Arlington leaders may take their next crack at guesstimating the number of trees in the county – a topic not without political as well as environmental ramifications – early in 2023, if all goes according to plan.
That’s the timeline laid out by county parks director Jane Rudolph under questioning from County Board members during a recent work session.
Rudolph told board members she wanted to first get an update to the government’s Forestry and Natural Resources Plan approved, and then “the tree study could be the first” to be undertaken after its adoption.
“We want to do it immediately after that,” Rudolph said, estimating the cost at $100,000 to $150,000 for these types of efforts.
The Arlington government last conducted a tree inventory in 2016, reporting the findings in 2017. The roughly 750,000 trees in the county’s 26 square miles covered about 41 percent of the county’s ground area, the study concluded – up from 40 percent in a 2011 survey but down from 43 percent in 2008.
(Percentages do not include Ronald Reagan Washington National Airport or Department of Defense property, including the Pentagon. If those areas were included, the tree-canopy coverage would be slightly lower – it’s unwise to plant trees on an active runway, after all.)

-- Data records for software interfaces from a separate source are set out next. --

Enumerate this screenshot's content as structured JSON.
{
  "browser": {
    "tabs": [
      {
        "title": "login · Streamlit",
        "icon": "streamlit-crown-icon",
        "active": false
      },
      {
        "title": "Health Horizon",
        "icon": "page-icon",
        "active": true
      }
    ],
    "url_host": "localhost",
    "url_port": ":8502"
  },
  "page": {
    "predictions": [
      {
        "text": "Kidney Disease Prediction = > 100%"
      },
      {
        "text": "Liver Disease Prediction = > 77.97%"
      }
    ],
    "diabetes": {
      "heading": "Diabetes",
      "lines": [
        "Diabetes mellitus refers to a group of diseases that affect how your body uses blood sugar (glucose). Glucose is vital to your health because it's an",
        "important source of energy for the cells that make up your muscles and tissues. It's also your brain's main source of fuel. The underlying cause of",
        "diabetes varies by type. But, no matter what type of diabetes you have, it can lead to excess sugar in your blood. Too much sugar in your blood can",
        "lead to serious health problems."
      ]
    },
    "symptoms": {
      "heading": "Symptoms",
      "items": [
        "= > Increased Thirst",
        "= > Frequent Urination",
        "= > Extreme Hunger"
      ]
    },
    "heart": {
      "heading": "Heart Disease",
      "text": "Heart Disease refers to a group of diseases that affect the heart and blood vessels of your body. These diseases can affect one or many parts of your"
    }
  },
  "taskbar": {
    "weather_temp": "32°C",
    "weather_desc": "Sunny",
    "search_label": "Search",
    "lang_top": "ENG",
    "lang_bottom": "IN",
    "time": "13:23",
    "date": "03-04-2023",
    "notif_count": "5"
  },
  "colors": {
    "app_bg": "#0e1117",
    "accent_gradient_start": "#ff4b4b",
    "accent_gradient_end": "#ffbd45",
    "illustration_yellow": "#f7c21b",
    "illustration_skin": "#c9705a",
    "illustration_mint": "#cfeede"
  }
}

That 2017 survey’s conclusions led to more than a year of back-and-forth between tree advocates, led by the Arlington Tree Action Group (ATAG), and some County Board members over what the data actually said, and what the county government should be doing to address tree-canopy issues in the community. Both sides got testy at times, and ATAG continues to press the issue.
Last spring, the Arlington County Civic Federation joined the fray, calling on the county government to “immediately” move forward on a new study of tree canopy. Such an effort could take just two to three months and cost just $20,000 to $40,000, suggested the Civic Federation’s resolution, which passed on a vote of 85 in favor, five against and eight abstaining.
At the recent budget hearing, Park and Recreation Commission representative David Howell urged funding for a new tree study, sooner rather than later.
“We really need to kick it up a notch,” he said of efforts, while pointing to a worrisome decline of oaks in the community.
“Without trees as the anchor, the ecosystem in most of our county already is under duress,” Howell said.